Although the defects in autophagy are involved in several inflammatory diseases, the role of autophagy in inflammatory cytokine production remains unclear. In this study, IL-6 and TNF-α in the control group, the LPS group, and the fisetin and LPS co-treatment group decreased after CQ pretreatment. There are several speculations for this result.
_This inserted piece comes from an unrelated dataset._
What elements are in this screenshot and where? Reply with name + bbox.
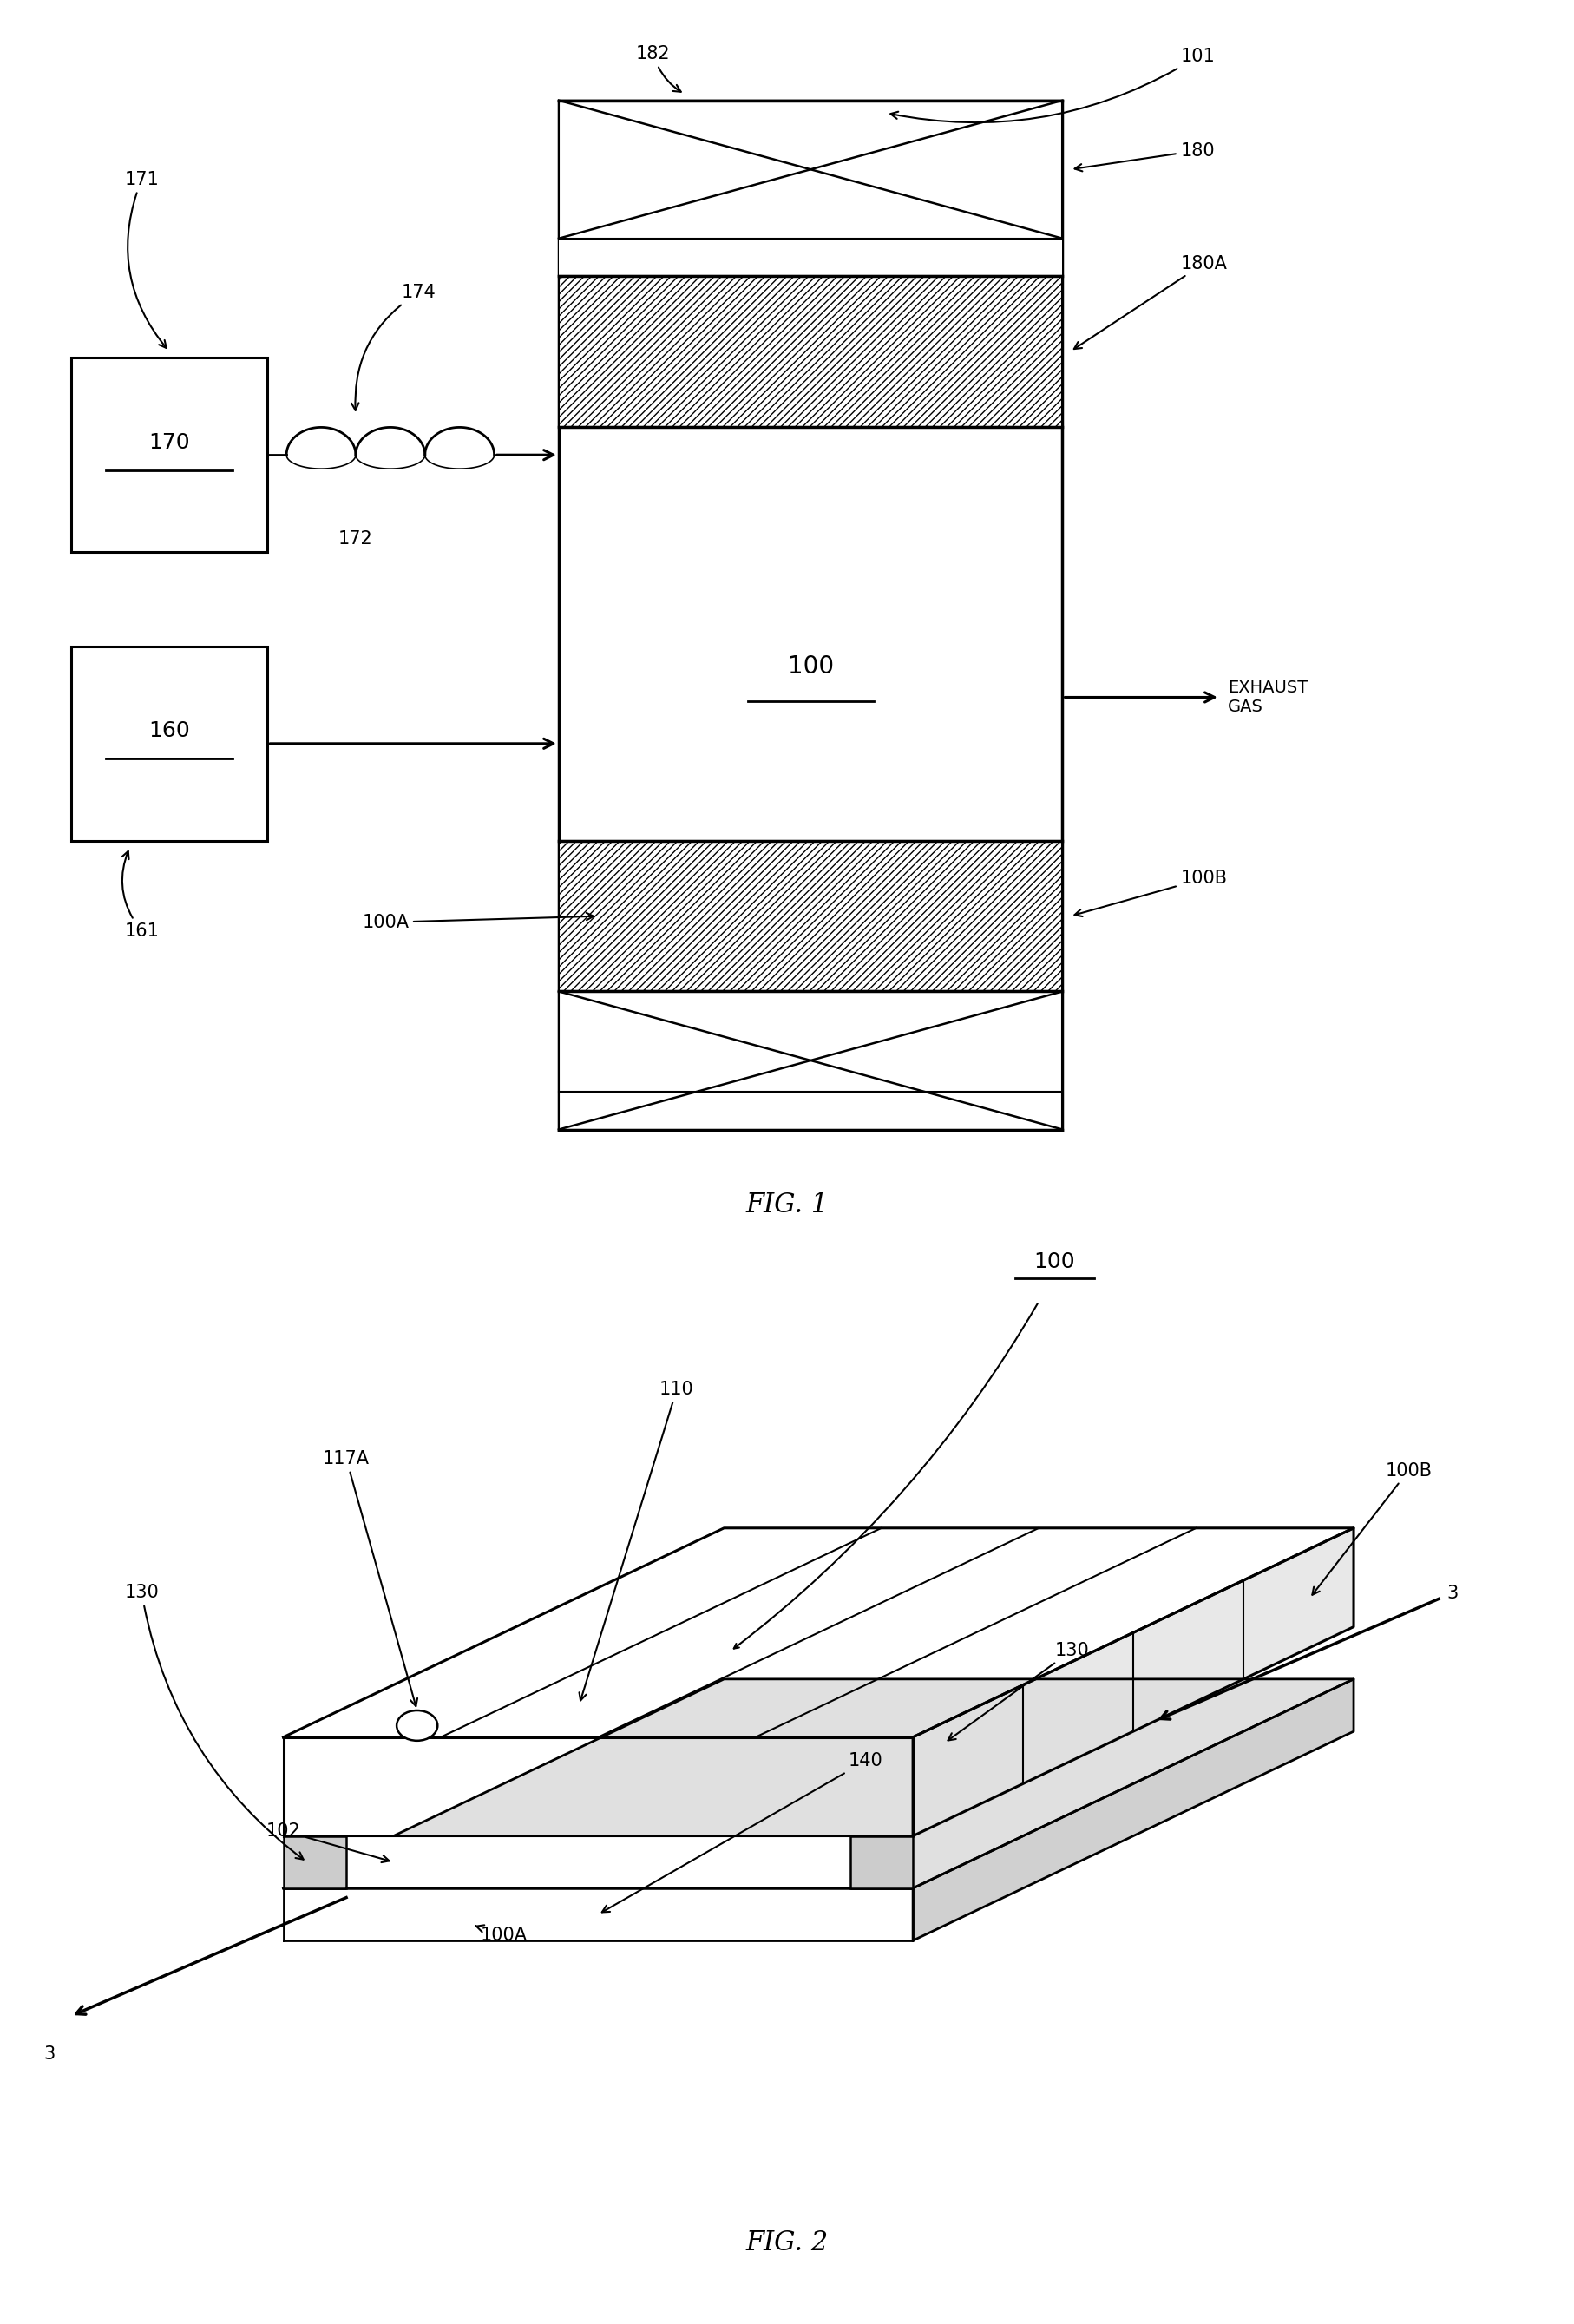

First, autophagy inhibits the production of inflammatory cytokines. Li et al. found that autophagy inhibitor 3-methyladenine (3-MA) attenuated the sepsis symptoms, as well as IL-6 and TNF-α production in a lethal model of murine endotoxemia and polymicrobial sepsis, while autophagy-enhancer rapamycin increased the inflammatory damages. Further research revealed that 3-MA and rapamycin might interfere with the TLR4 signaling pathway to regulate the TNF-α production in LPS-activated macrophages (58). Second, the role of autophagy in the secretion of proinflammatory factors involves more unconventional secretory pathways, rather than conventional biosynthetic pathways. It was reported that autophagy had a positive contribution to the biogenesis and secretion of the proinflammatory cytokine IL-1β via an export pathway that depends on Atg5, inflammasome, at least one of the two mammalian Golgi reassembly stacking protein (GRASP) paralogues, GRASP55 and Rab8a (59). Pu et al. demonstrated that the loss of Atg7 led to an increased production of IL-1β and enhanced inflammasome activation, but IL-6 and TNF-α levels were not changed (60). Third, in addition to being an autophagy inhibitor, CQ has been proved to be an effective anti-inflammatory drug for rheumatic diseases (61). It could reduce the deaths induced by LPS in mice through inhibition of HMGB1 release and NF-κB-mediated inflammatory pathways (62). However, we found that TNF-α levels increased after CQ treatment in the fisetin group. The decrease of IL-6 and TNF-α levels was lower in the LPS group than that in the control group, and was higher in the fisetin and LPS co-treatment group than that in the LPS group. These results suggested that the inhibition or activation of autophagy was associated with the pro-/anti-inflammation effects. Specifically, fisetin exerts anti-inflammatory effects by increasing autophagy. This inference requires confirmation in further study.

Conclusions

This research study identified 1,071 genes regulated by fisetin in LPS-treated RAW264.7 cells using a high-throughput technology. Based on the microarray analysis, we proved that fisetin inhibited the expression and secretion of inflammatory cytokines and facilitated autophagosome–lysosome fusion and degradation in LPS-treated RAW264.7 cells via the inhibition of PI3K/AKT/mTOR signaling pathway. The findings of this study suggested that fisetin was an important anti-inflammatory bioactive compound and deserved intensive scientific exploration for the prevention and treatment of inflammation-related diseases.

Data availability

Data used to support the findings of this study are available from the corresponding author (Jihua Chen) upon reasonable request.

Conflict of interest and funding

The authors declare that there is no conflict of interest regarding the publication of this article. The research study was supported by the National Natural Science Foundation of China (No. 81472972).